Question

What is the molarity of ${H_2}S{O_4}$ solution that has a density of $1.84g/cc$ at ${35^0}C$ and contains $98\% $ by weight?
A . $4.18M$
B . $8.14M$
C . $18.4M$
D . $18M$

Answer 1

Hint :In the mole concept we have studied about the molarity and we have studied that molar concentration of substance is also known as molarity. It is defined as the ratio of moles of substance to volume of solution in litre.

Complete answer:
> Mole is defined as weight in grams divided by the molecular weight of the substance. So we will find out the molarity by the formula; M=Number of moles of solute /volume of the solution in litre.
> As it is given in the problem that ${H_2}S{O_4}$ is $98\% $ by weight that means that $100g$ solution contains $98g$${H_2}S{O_4}$ by mass.
> Density of solution of sulphuric acid is given that is $1.84g/cc$; $Density = \dfrac{{mass}}{{Volume}}$ $ \Rightarrow Volume = \dfrac{{mass}}{{Density}}$
$ \Rightarrow Volume = \dfrac{{100}}{{1.84 \times 1000}}L$
$ \Rightarrow Volume = 0.0543$ Litre
> Molecular weight of sulphuric acid (${H_2}S{O_4}$) = 2×atomic weight of hydrogen atomic weight of sulphur +4×atomic weight of oxygen
Molecular weight of sulphuric acid (${H_2}S{O_4}$) $ = 2 \times 1 + 32 + 4 \times 16$
$ = 98$
- Now here weight of sulphuric acid in gram is $98g$ and molecular weight of sulphuric acid is $98g/mol$
- So first calculate the number of moles before calculating molarity.

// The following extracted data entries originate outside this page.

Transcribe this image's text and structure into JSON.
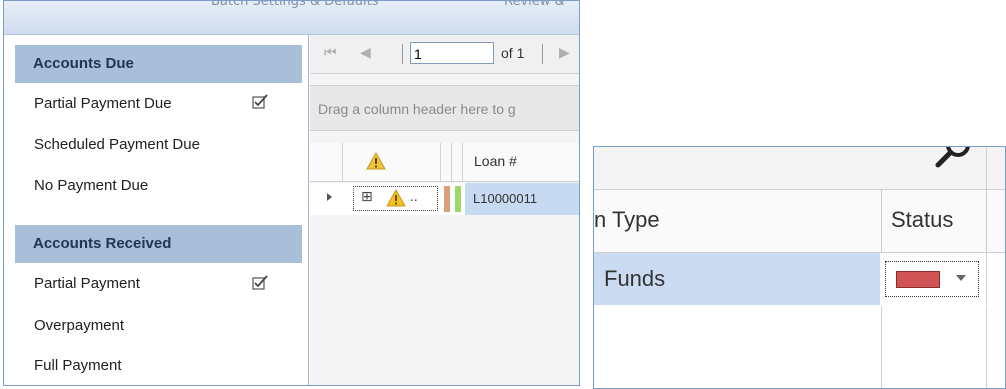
{
  "left": {
    "tabs": [
      "Batch Settings & Defaults",
      "Review &"
    ],
    "accounts_due": {
      "title": "Accounts Due",
      "items": [
        {
          "label": "Partial Payment Due",
          "checked": true
        },
        {
          "label": "Scheduled Payment Due",
          "checked": false
        },
        {
          "label": "No Payment Due",
          "checked": false
        }
      ]
    },
    "accounts_received": {
      "title": "Accounts Received",
      "items": [
        {
          "label": "Partial Payment",
          "checked": true
        },
        {
          "label": "Overpayment",
          "checked": false
        },
        {
          "label": "Full Payment",
          "checked": false
        }
      ]
    },
    "pager": {
      "page": "1",
      "of_pages": "of 1"
    },
    "group_hint": "Drag a column header here to g",
    "columns": {
      "loan": "Loan #"
    },
    "row": {
      "expand": "⊞",
      "dots": "..",
      "loan": "L10000011"
    }
  },
  "right": {
    "columns": {
      "type": "n Type",
      "status": "Status"
    },
    "row": {
      "type": "Funds"
    },
    "status_color": "#d05454"
  }
}
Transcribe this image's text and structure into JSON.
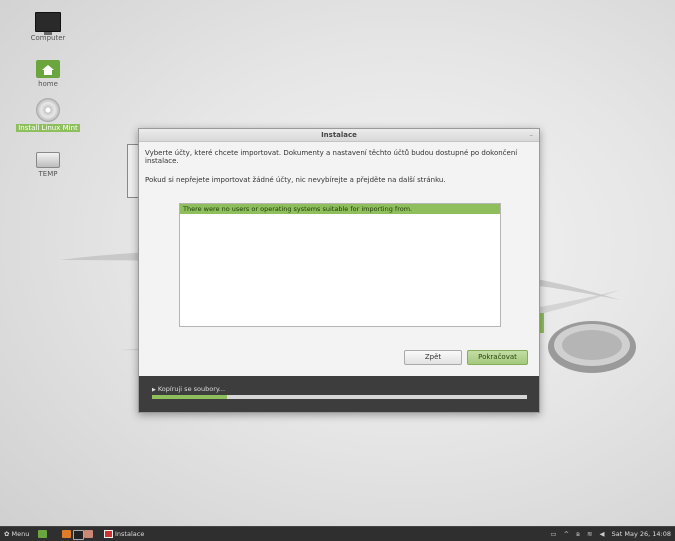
{
  "desktop": {
    "icons": [
      {
        "label": "Computer",
        "icon": "computer-icon"
      },
      {
        "label": "home",
        "icon": "home-folder-icon"
      },
      {
        "label": "Install Linux Mint",
        "icon": "disc-icon"
      },
      {
        "label": "TEMP",
        "icon": "drive-icon"
      }
    ],
    "accent_color": "#8fbf5d"
  },
  "window": {
    "title": "Instalace",
    "intro_text": "Vyberte účty, které chcete importovat. Dokumenty a nastavení těchto účtů budou dostupné po dokončení instalace.",
    "intro_text2": "Pokud si nepřejete importovat žádné účty, nic nevybírejte a přejděte na další stránku.",
    "list_message": "There were no users or operating systems suitable for importing from.",
    "buttons": {
      "back": "Zpět",
      "continue": "Pokračovat"
    },
    "progress": {
      "label": "Kopíruji se soubory...",
      "fraction": 0.2
    }
  },
  "taskbar": {
    "menu_label": "Menu",
    "task_label": "Instalace",
    "clock": "Sat May 26, 14:08"
  }
}
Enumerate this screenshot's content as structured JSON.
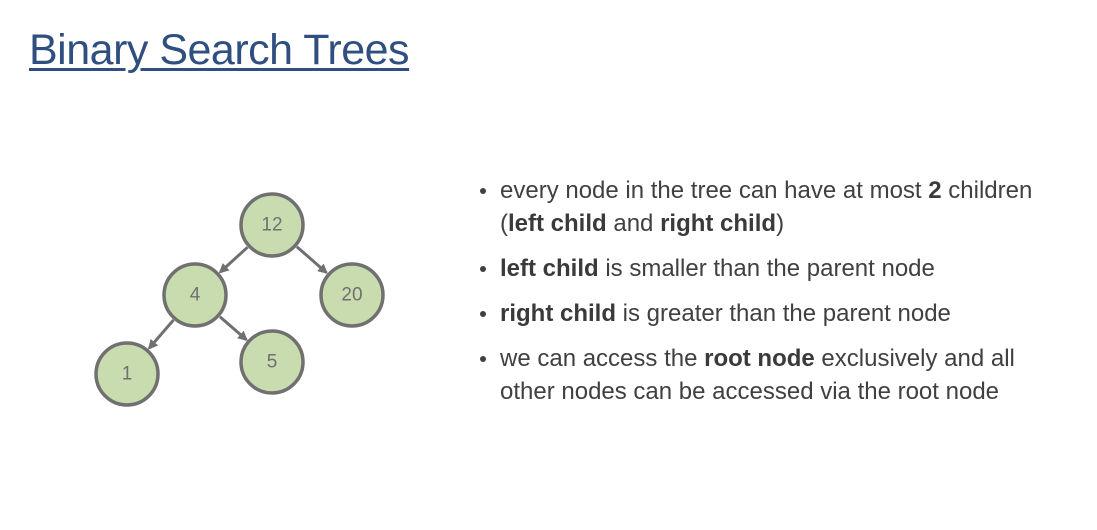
{
  "title": "Binary Search Trees",
  "colors": {
    "title": "#2f4f80",
    "node_fill": "#c8dcb0",
    "node_stroke": "#707070",
    "text": "#404040"
  },
  "tree": {
    "nodes": [
      {
        "id": "n12",
        "label": "12"
      },
      {
        "id": "n4",
        "label": "4"
      },
      {
        "id": "n20",
        "label": "20"
      },
      {
        "id": "n1",
        "label": "1"
      },
      {
        "id": "n5",
        "label": "5"
      }
    ],
    "edges": [
      {
        "from": "n12",
        "to": "n4"
      },
      {
        "from": "n12",
        "to": "n20"
      },
      {
        "from": "n4",
        "to": "n1"
      },
      {
        "from": "n4",
        "to": "n5"
      }
    ]
  },
  "bullets": [
    {
      "parts": [
        {
          "text": "every node in the tree can have at most ",
          "bold": false
        },
        {
          "text": "2",
          "bold": true
        },
        {
          "text": " children (",
          "bold": false
        },
        {
          "text": "left child",
          "bold": true
        },
        {
          "text": " and ",
          "bold": false
        },
        {
          "text": "right child",
          "bold": true
        },
        {
          "text": ")",
          "bold": false
        }
      ]
    },
    {
      "parts": [
        {
          "text": "left child",
          "bold": true
        },
        {
          "text": " is smaller than the parent node",
          "bold": false
        }
      ]
    },
    {
      "parts": [
        {
          "text": "right child",
          "bold": true
        },
        {
          "text": " is greater than the parent node",
          "bold": false
        }
      ]
    },
    {
      "parts": [
        {
          "text": "we can access the ",
          "bold": false
        },
        {
          "text": "root node",
          "bold": true
        },
        {
          "text": " exclusively and all other nodes can be accessed via the root node",
          "bold": false
        }
      ]
    }
  ]
}
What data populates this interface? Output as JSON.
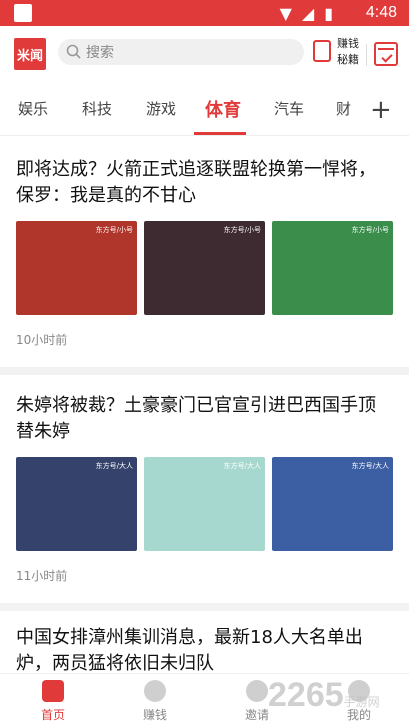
{
  "status_bar": {
    "time": "4:48"
  },
  "header": {
    "logo_text": "米闻",
    "search_placeholder": "搜索",
    "earn_label": "赚钱\n秘籍"
  },
  "tabs": {
    "items": [
      "娱乐",
      "科技",
      "游戏",
      "体育",
      "汽车",
      "财"
    ],
    "active": "体育",
    "plus": "+"
  },
  "articles": [
    {
      "title": "即将达成？火箭正式追逐联盟轮换第一悍将，保罗：我是真的不甘心",
      "time": "10小时前",
      "thumb_colors": [
        "#b0352b",
        "#3e2b32",
        "#3b8d4c"
      ],
      "watermark": "东方号/小号"
    },
    {
      "title": "朱婷将被裁？土豪豪门已官宣引进巴西国手顶替朱婷",
      "time": "11小时前",
      "thumb_colors": [
        "#35426b",
        "#a7d8cf",
        "#3c5fa3"
      ],
      "watermark": "东方号/大人"
    },
    {
      "title": "中国女排漳州集训消息，最新18人大名单出炉，两员猛将依旧未归队",
      "time": ""
    }
  ],
  "bottom_nav": {
    "items": [
      "首页",
      "赚钱",
      "邀请",
      "我的"
    ],
    "active": "首页"
  },
  "watermark": {
    "text": "2265",
    "sub": "手游网"
  },
  "colors": {
    "accent": "#e03a3a"
  }
}
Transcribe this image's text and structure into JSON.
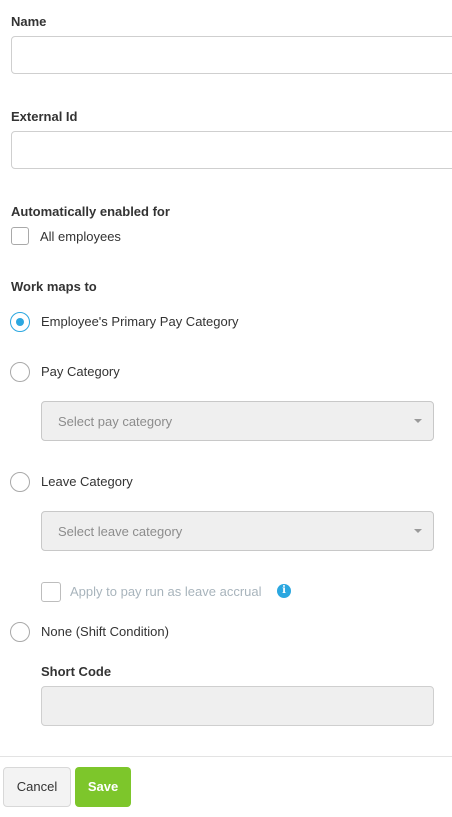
{
  "form": {
    "name_label": "Name",
    "name_value": "",
    "external_id_label": "External Id",
    "external_id_value": "",
    "auto_enabled_label": "Automatically enabled for",
    "all_employees_label": "All employees",
    "all_employees_checked": false,
    "work_maps_label": "Work maps to",
    "options": [
      {
        "label": "Employee's Primary Pay Category",
        "selected": true
      },
      {
        "label": "Pay Category",
        "selected": false
      },
      {
        "label": "Leave Category",
        "selected": false
      },
      {
        "label": "None (Shift Condition)",
        "selected": false
      }
    ],
    "pay_category_placeholder": "Select pay category",
    "leave_category_placeholder": "Select leave category",
    "leave_accrual_label": "Apply to pay run as leave accrual",
    "short_code_label": "Short Code",
    "short_code_value": ""
  },
  "actions": {
    "cancel_label": "Cancel",
    "save_label": "Save"
  },
  "colors": {
    "accent": "#2ba7e0",
    "save": "#7dc62b"
  },
  "icons": {
    "info": "info-icon",
    "caret": "chevron-down-icon"
  }
}
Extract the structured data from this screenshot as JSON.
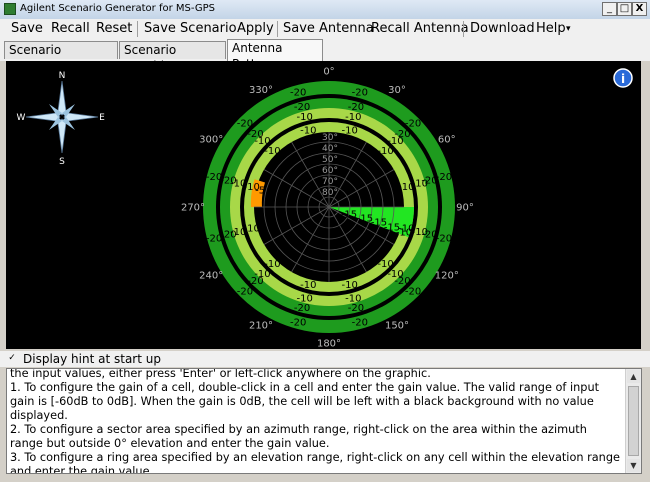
{
  "window": {
    "title": "Agilent Scenario Generator for MS-GPS",
    "min_glyph": "_",
    "max_glyph": "□",
    "close_glyph": "X"
  },
  "menu": {
    "save": "Save",
    "recall": "Recall",
    "reset": "Reset",
    "save_scenario": "Save Scenario",
    "apply": "Apply",
    "save_antenna": "Save Antenna",
    "recall_antenna": "Recall Antenna",
    "download": "Download",
    "help": "Help",
    "help_arrow": "▾"
  },
  "tabs": {
    "generator": "Scenario Generator",
    "graphics": "Scenario Graphics",
    "antenna": "Antenna Pattern"
  },
  "compass": {
    "n": "N",
    "s": "S",
    "e": "E",
    "w": "W"
  },
  "info_icon": "i",
  "pattern": {
    "outer_ring_values": [
      "-20",
      "-20",
      "-20",
      "-20",
      "-20",
      "-20",
      "-20",
      "-20",
      "-20",
      "-20",
      "-20",
      "-20"
    ],
    "mid_ring_values": [
      "-20",
      "-20",
      "-20",
      "-20",
      "-20",
      "-20",
      "-20",
      "-20",
      "-20",
      "-20",
      "-20",
      "-20"
    ],
    "ring3_values": [
      "-10",
      "-10",
      "-10",
      "-10",
      "-10",
      "-10",
      "-10",
      "-10",
      "-10",
      "-10",
      "-10",
      "-10"
    ],
    "ring4_values": [
      "-10",
      "-10",
      "-10",
      "-10",
      "-10",
      "-10",
      "-10",
      "-10",
      "-10",
      "-10",
      "-10",
      "-10"
    ],
    "orange_value": "-5",
    "sector_values": [
      "-15",
      "-15",
      "-15",
      "-15",
      "-10"
    ],
    "elev_labels": [
      "30°",
      "40°",
      "50°",
      "60°",
      "70°",
      "80°"
    ],
    "az_labels": [
      "0°",
      "30°",
      "60°",
      "90°",
      "120°",
      "150°",
      "180°",
      "210°",
      "240°",
      "270°",
      "300°",
      "330°"
    ],
    "colors": {
      "outer": "#1e9b1e",
      "light": "#a8d848",
      "orange": "#ff9900",
      "bright": "#22e622"
    }
  },
  "hint": {
    "checkbox_mark": "✓",
    "label": "Display hint at start up",
    "text": "the input values, either press 'Enter' or left-click anywhere on the graphic.\n1. To configure the gain of a cell, double-click in a cell and enter the gain value. The valid range of input gain is [-60dB to 0dB]. When the gain is 0dB, the cell will be left with a black background with no value displayed.\n2. To configure a sector area specified by an azimuth range, right-click on the area within the azimuth range but outside 0° elevation and enter the gain value.\n3. To configure a ring area specified by an elevation range, right-click on any cell within the elevation range and enter the gain value."
  },
  "scroll": {
    "up": "▲",
    "down": "▼"
  }
}
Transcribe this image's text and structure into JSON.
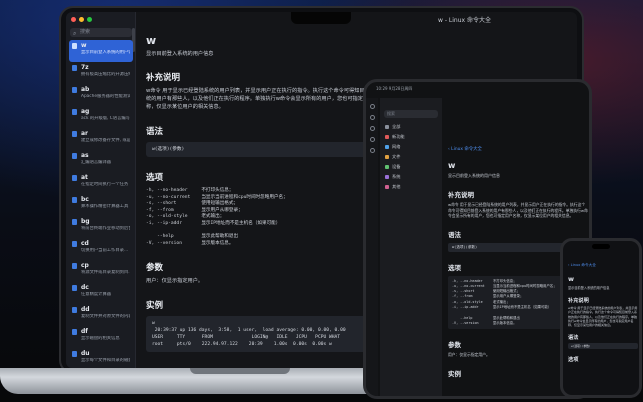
{
  "window": {
    "title": "w - Linux 命令大全"
  },
  "sidebar": {
    "search_placeholder": "搜索",
    "items": [
      {
        "name": "w",
        "desc": "显示目前登入系统的用户信息",
        "active": true
      },
      {
        "name": "7z",
        "desc": "拥有极高压缩比的开源压缩..."
      },
      {
        "name": "ab",
        "desc": "Apache服务器的性能测试..."
      },
      {
        "name": "ag",
        "desc": "ack 的升级版, C语言编写..."
      },
      {
        "name": "ar",
        "desc": "建立或修改备存文件, 或是..."
      },
      {
        "name": "as",
        "desc": "汇编语言编译器"
      },
      {
        "name": "at",
        "desc": "在指定时间执行一个任务"
      },
      {
        "name": "bc",
        "desc": "算术操作精密计算器工具"
      },
      {
        "name": "bg",
        "desc": "将前台终端作业移动到后台..."
      },
      {
        "name": "cd",
        "desc": "切换用户当前工作目录..."
      },
      {
        "name": "cp",
        "desc": "将源文件或目录复制到目..."
      },
      {
        "name": "dc",
        "desc": "任意精度计算器"
      },
      {
        "name": "dd",
        "desc": "复制文件并对原文件的内容..."
      },
      {
        "name": "df",
        "desc": "显示磁盘的相关信息"
      },
      {
        "name": "du",
        "desc": "显示每个文件和目录的磁盘..."
      }
    ]
  },
  "main": {
    "command": "w",
    "description": "显示目前登入系统的用户信息",
    "sections": {
      "supplement_title": "补充说明",
      "supplement_text": "w命令 用于显示已经登陆系统的用户列表，并显示用户正在执行的指令。执行这个命令可得知目前登入系统的用户有那些人，以及他们正在执行的程序。单独执行w命令会显示所有的用户，您也可指定用户名称，仅显示某位用户的相关信息。",
      "syntax_title": "语法",
      "syntax_code": "w(选项)(参数)",
      "options_title": "选项",
      "options_code": "-h, --no-header     不打印头信息；\n-u, --no-current    当显示当前进程和cpu时间时忽略用户名；\n-s, --short         使用短输出格式；\n-f, --from          显示用户从哪登录；\n-o, --old-style     老式输出；\n-i, --ip-addr       显示IP地址而不是主机名（如果可能）\n\n    --help          显示此帮助和退出\n-V, --version       显示版本信息。",
      "params_title": "参数",
      "params_text": "用户：仅显示指定用户。",
      "example_title": "实例",
      "example_code": "w\n 20:39:37 up 136 days,  3:58,  1 user,  load average: 0.00, 0.00, 0.00\nUSER     TTY      FROM              LOGIN@   IDLE   JCPU   PCPU WHAT\nroot     pts/0    222.94.97.122    20:39    1.00s  0.00s  0.00s w"
    }
  },
  "tablet": {
    "status_time": "10:29 9月28日周四",
    "search_placeholder": "搜索",
    "categories": [
      {
        "label": "全部",
        "color": "#8a909c"
      },
      {
        "label": "新功能",
        "color": "#e05a5a"
      },
      {
        "label": "网络",
        "color": "#4fa0e8"
      },
      {
        "label": "文件",
        "color": "#e0a040"
      },
      {
        "label": "设备",
        "color": "#60c070"
      },
      {
        "label": "系统",
        "color": "#9a70d8"
      },
      {
        "label": "其他",
        "color": "#d06090"
      }
    ],
    "back_label": "Linux 命令大全"
  },
  "phone": {
    "back_label": "Linux 命令大全"
  },
  "colors": {
    "accent": "#2f63d6",
    "link": "#4f8ff0"
  }
}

Number of moles of ${H_2}S{O_4}$=Weight in gram of ${H_2}S{O_4}$/ molecular weight of ${H_2}S{O_4}$
$ = 98/98$$ = 1$
- Hence the molarity of ${H_2}S{O_4}$=Number of moles /Volume in litre $=\dfrac{1}{{0.0543}}$
$ = 18.4M$
So the correct option is (c) that is $18.4M$.

Note : In mole problems we should always remember some important relation .Here in this problem we have used some relations to solve the problem as we have found the mass with the help of given density and then put the value of mass in the formula to find the number of moles. Once the number of moles is determined we calculate molarity of sulphuric acid easily with the help of molarity formula.